Gonzalo Rubalcaba - “Faith” - 5Passions Productions - 2010
Quello della tecnica strumentale, se mi si passa il concetto, è un problema “secondario”: si tratta solamente (si fa per dire…) di accumulare alcune migliaia di ore di esercizio. In un certo senso, non c’è niente da capire. E’ sufficiente imparare a riprodurre dei meccanismi, per quanto complessi. Il vero problema per un musicista di jazz è quello di sviluppare una concezione musicale propria, un fraseggio originale, un modo coerente di affrontare l’improvvisazione. Talvolta il fatto di possedere capacità tecniche straordinarie, paradossalmente, può essere addirittura un elemento negativo nella carriera di un grande musicista. Si è inevitabilmente attratti dal suo virtuosismo e magari si finisce per sottovalutare i contenuti artistici che sa esprimere.

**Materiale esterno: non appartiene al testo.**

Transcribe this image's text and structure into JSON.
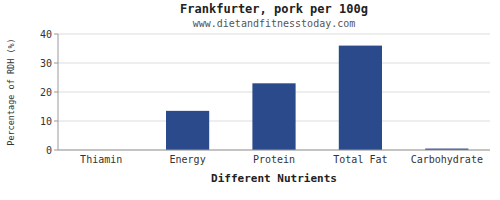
{
  "chart_data": {
    "type": "bar",
    "title": "Frankfurter, pork per 100g",
    "subtitle": "www.dietandfitnesstoday.com",
    "xlabel": "Different Nutrients",
    "ylabel": "Percentage of RDH (%)",
    "categories": [
      "Thiamin",
      "Energy",
      "Protein",
      "Total Fat",
      "Carbohydrate"
    ],
    "values": [
      0,
      13.5,
      23,
      36,
      0.5
    ],
    "color": "#2b4a8b",
    "ylim": [
      0,
      40
    ],
    "yticks": [
      0,
      10,
      20,
      30,
      40
    ],
    "grid": true
  }
}
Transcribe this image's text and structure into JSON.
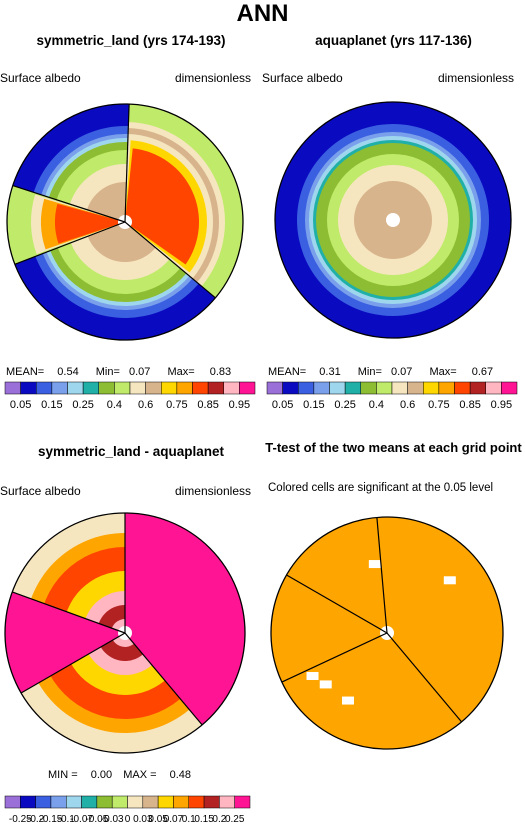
{
  "main_title": "ANN",
  "panels": [
    {
      "title": "symmetric_land (yrs 174-193)",
      "left_label": "Surface albedo",
      "right_label": "dimensionless"
    },
    {
      "title": "aquaplanet (yrs 117-136)",
      "left_label": "Surface albedo",
      "right_label": "dimensionless"
    },
    {
      "title": "symmetric_land - aquaplanet",
      "left_label": "Surface albedo",
      "right_label": "dimensionless"
    },
    {
      "title": "T-test of the two means at each grid point",
      "subtitle": "Colored cells are significant at the 0.05 level"
    }
  ],
  "stats": {
    "p1": {
      "mean_label": "MEAN=",
      "mean": "0.54",
      "min_label": "Min=",
      "min": "0.07",
      "max_label": "Max=",
      "max": "0.83"
    },
    "p2": {
      "mean_label": "MEAN=",
      "mean": "0.31",
      "min_label": "Min=",
      "min": "0.07",
      "max_label": "Max=",
      "max": "0.67"
    },
    "p3": {
      "min_label": "MIN =",
      "min": "0.00",
      "max_label": "MAX =",
      "max": "0.48"
    }
  },
  "colors": {
    "scale": [
      "#9a6fd8",
      "#0a0ac0",
      "#3a5fe0",
      "#7aa0ec",
      "#9ed6ee",
      "#20b0a8",
      "#8dbd32",
      "#c0ea6a",
      "#f5e6c0",
      "#d8b48c",
      "#ffd700",
      "#ffa500",
      "#ff4500",
      "#b22222",
      "#ffb6c1",
      "#ff1493"
    ],
    "significant": "#ffa500"
  },
  "chart_data": [
    {
      "type": "heatmap",
      "name_hint": "symmetric_land",
      "projection": "polar",
      "colorbar_levels": [
        "0.05",
        "0.1",
        "0.15",
        "0.2",
        "0.25",
        "0.3",
        "0.4",
        "0.5",
        "0.6",
        "0.7",
        "0.75",
        "0.8",
        "0.85",
        "0.9",
        "0.95"
      ],
      "colorbar_labels": [
        "0.05",
        "0.15",
        "0.25",
        "0.4",
        "0.6",
        "0.75",
        "0.85",
        "0.95"
      ],
      "mean": 0.54,
      "min": 0.07,
      "max": 0.83
    },
    {
      "type": "heatmap",
      "name_hint": "aquaplanet",
      "projection": "polar",
      "colorbar_levels": [
        "0.05",
        "0.1",
        "0.15",
        "0.2",
        "0.25",
        "0.3",
        "0.4",
        "0.5",
        "0.6",
        "0.7",
        "0.75",
        "0.8",
        "0.85",
        "0.9",
        "0.95"
      ],
      "colorbar_labels": [
        "0.05",
        "0.15",
        "0.25",
        "0.4",
        "0.6",
        "0.75",
        "0.85",
        "0.95"
      ],
      "mean": 0.31,
      "min": 0.07,
      "max": 0.67
    },
    {
      "type": "heatmap",
      "name_hint": "difference",
      "projection": "polar",
      "colorbar_labels": [
        "-0.25",
        "-0.2",
        "-0.15",
        "-0.1",
        "-0.07",
        "-0.05",
        "-0.03",
        "0",
        "0.03",
        "0.05",
        "0.07",
        "0.1",
        "0.15",
        "0.2",
        "0.25"
      ],
      "min": 0.0,
      "max": 0.48
    },
    {
      "type": "heatmap",
      "name_hint": "t-test",
      "projection": "polar",
      "legend": "Colored cells are significant at the 0.05 level"
    }
  ]
}
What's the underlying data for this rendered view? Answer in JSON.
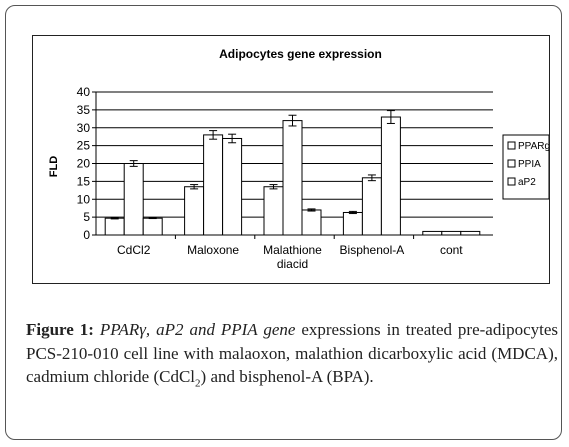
{
  "chart_data": {
    "type": "bar",
    "title": "Adipocytes gene expression",
    "xlabel": "",
    "ylabel": "FLD",
    "ylim": [
      0,
      40
    ],
    "yticks": [
      0,
      5,
      10,
      15,
      20,
      25,
      30,
      35,
      40
    ],
    "grid": true,
    "legend_position": "right",
    "categories": [
      "CdCl2",
      "Maloxone",
      "Malathione diacid",
      "Bisphenol-A",
      "cont"
    ],
    "category_lines": [
      [
        "CdCl2"
      ],
      [
        "Maloxone"
      ],
      [
        "Malathione",
        "diacid"
      ],
      [
        "Bisphenol-A"
      ],
      [
        "cont"
      ]
    ],
    "series": [
      {
        "name": "PPARg",
        "values": [
          4.7,
          13.5,
          13.5,
          6.3,
          1.0
        ],
        "errors": [
          0.2,
          0.6,
          0.6,
          0.3,
          0.0
        ]
      },
      {
        "name": "PPIA",
        "values": [
          20.0,
          28.0,
          32.0,
          16.0,
          1.0
        ],
        "errors": [
          0.8,
          1.2,
          1.5,
          0.8,
          0.0
        ]
      },
      {
        "name": "aP2",
        "values": [
          4.7,
          27.0,
          7.0,
          33.0,
          1.0
        ],
        "errors": [
          0.1,
          1.2,
          0.3,
          1.8,
          0.0
        ]
      }
    ],
    "bar_fill": "#ffffff",
    "bar_stroke": "#000000"
  },
  "caption": {
    "label": "Figure 1:",
    "italic": "PPARγ, aP2 and PPIA gene",
    "text_1": "expressions in treated pre-adipocytes PCS-210-010 cell line with malaoxon, malathion dicarboxylic acid (MDCA), cadmium chloride (CdCl",
    "subscript": "2",
    "text_2": ") and bisphenol-A (BPA)."
  }
}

E’ il rischio che ha corso in passato il grande pianista e compositore cubano Gonzalo Rubalcaba, nato all’Avana nel 1963 e stabilitosi da molti anni negli Stati Uniti, che è diventato celebre innanzi tutto per la sua formidabile tecnica strumentale. Fin dalle sue prime apparizioni sulla scena musicale americana lasciò a bocca aperta musicisti ed appassionati per le sue doti funamboliche, ma non tutta la critica lo accolse subito senza riserve. Alcuni puristi storcevano il naso di fronte a certe soluzioni ritmiche ardite, che sapevano di “salsa”, pur nell’astrazione dei contesti in cui venivano disinvoltamente calate, e i giudizi finivano per prendere la piega del “bravissimo, però…”.
In realtà Rubalcaba era già un grandissimo artista e presto se ne sarebbero accorti tutti. La sua musica, che nasceva da un amalgama perfetto di tradizione afro-cubana e di jazz, si è evoluta in forme personalissime, al punto che Gonzalo è diventato uno di quei pochi pianisti contemporanei che si riconoscono subito al tocco. Nel corso degli anni ha imparato a controllarsi, privilegiando sempre più l’espressione musicale compiuta al gesto tecnico fine a se stesso.
Il suo nuovo album di piano solo Faith, recentemente registrato per la sua etichetta indipendente, la 5Passions Productions, è un bell’esempio di questa sua maturazione artistica. E’ un disco raffinato, appassionato, intelligente, mai noioso (come certi dischi di piano solo…), in cui c’è un po’ di tutto (anche il virtuosismo…). Mi è piaciuta molto la ballad Joan per le diverse atmosfere evocate (a tratti mi ricorda Keith Jarrett) ed entrambe le versioni di Blue in Green, bellissimo brano firmato da Miles Davis, ma notoriamente scritto da Bill Evans, reinterpretato in modo astratto. Massì, anche le Improvisations, concessioni al virtuosismo sui changes di Trane. Bravissimo, Gonzalo! Senza “però”.